Growing up in retail and spending decades serving the public taught me the importance of outward focus. It was an enormous business-building educational advantage. I bring that up because I think it’s important for us to be outward facing when it comes to providing value. Life isn’t all about you. It’s not all about me. It’s about THEM – those we want to impact. Those we want to dazzle. Those we want to influence.
However, for us to truly deliver the highest value – we have to be inward facing. We have to be more fully in touch with who and what we are. And it’s not an easy thing for most of us because outside influences press on us to dream or imagine being something we’re not. Or loving something we may naturally hate.
I’m kicking off this week’s theme with figuring out what you love for three reasons. One, it’s a more positive viewpoint than to approach it by concentrating on what you hate. Two, it’s more difficult to really figure out what you love. Three, it’s more impactful to your long-term success than a focus on what you hate.

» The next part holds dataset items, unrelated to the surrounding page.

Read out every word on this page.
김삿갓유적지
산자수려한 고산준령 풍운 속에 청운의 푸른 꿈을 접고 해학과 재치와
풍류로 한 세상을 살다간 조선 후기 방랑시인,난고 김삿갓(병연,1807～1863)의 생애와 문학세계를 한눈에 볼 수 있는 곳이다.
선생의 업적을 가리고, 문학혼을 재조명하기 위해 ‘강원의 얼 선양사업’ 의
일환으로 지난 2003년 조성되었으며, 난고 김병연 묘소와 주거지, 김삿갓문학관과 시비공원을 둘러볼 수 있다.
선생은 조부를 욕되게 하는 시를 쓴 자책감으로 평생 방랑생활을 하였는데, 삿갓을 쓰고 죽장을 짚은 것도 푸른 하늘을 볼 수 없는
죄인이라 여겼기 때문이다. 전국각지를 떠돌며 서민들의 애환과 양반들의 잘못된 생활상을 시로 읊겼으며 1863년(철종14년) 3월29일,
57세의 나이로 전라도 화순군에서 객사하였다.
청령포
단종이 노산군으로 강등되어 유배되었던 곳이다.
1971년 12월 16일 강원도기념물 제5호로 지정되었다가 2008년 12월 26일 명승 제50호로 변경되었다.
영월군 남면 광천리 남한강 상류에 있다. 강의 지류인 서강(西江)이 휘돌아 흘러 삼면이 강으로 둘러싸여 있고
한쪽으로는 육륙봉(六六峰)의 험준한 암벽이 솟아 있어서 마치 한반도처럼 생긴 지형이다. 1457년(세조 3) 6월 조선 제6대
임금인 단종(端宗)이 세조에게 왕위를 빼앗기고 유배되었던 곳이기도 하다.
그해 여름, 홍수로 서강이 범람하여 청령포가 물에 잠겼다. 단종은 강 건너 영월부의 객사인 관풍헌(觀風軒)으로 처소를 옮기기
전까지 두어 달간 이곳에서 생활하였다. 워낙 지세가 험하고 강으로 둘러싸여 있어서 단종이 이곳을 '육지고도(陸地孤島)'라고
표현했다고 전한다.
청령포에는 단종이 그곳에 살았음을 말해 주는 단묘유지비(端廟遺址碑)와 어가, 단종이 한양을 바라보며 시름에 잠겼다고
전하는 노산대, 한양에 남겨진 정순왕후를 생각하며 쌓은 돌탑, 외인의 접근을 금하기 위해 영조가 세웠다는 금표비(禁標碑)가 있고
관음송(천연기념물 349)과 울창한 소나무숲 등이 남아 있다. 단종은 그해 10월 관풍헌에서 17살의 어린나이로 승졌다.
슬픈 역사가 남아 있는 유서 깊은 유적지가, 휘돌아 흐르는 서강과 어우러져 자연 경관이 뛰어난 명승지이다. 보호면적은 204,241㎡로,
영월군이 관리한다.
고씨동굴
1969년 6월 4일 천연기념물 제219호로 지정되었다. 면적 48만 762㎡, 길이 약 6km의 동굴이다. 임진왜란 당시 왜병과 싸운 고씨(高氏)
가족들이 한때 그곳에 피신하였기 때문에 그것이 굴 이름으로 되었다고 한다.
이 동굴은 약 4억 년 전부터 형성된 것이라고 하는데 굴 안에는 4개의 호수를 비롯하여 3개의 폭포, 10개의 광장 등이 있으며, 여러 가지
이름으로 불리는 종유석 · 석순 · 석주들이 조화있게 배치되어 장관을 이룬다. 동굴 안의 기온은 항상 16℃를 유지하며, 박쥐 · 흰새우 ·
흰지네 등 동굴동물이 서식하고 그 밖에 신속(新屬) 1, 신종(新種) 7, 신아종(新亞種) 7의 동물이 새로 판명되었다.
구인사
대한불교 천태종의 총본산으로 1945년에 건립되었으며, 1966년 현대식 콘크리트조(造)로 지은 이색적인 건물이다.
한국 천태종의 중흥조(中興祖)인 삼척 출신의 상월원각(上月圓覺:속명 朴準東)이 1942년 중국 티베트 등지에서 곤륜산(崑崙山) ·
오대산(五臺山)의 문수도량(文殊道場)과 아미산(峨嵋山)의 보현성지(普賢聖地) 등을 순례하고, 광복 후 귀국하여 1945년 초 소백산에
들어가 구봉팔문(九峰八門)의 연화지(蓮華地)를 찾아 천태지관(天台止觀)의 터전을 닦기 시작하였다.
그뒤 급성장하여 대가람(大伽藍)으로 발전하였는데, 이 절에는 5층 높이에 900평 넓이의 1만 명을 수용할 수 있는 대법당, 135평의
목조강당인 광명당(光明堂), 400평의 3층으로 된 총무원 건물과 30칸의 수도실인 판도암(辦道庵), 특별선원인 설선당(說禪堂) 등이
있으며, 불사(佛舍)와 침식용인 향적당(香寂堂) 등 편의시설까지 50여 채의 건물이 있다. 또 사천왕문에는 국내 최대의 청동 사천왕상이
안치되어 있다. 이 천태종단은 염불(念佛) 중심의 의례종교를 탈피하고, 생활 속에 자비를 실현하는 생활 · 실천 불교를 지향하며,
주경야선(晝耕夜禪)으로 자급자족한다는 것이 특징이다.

Let me encourage you to flip negatives into positives. I’m not opposed to the high value of negatives. They can serve us. Parents say “no” to their kids an awful lot because kids can be stupid and make dumb decisions. And because parents love their kids and want to teach them. “Don’t cross the street,” isn’t negative advice. It’s a negative statement – don’t – aimed at keeping the child safe.
The problem is we learn to implement it throughout our lives. Be more thoughtful to flip it when you’re able. For example, how many times do you apologize for relatively minor offenses? “I’m sorry I’m late,” is a common one.
Flip it into a positive that puts the attention on the other person, in a good way. “Thank you for waiting for me. I appreciate it.”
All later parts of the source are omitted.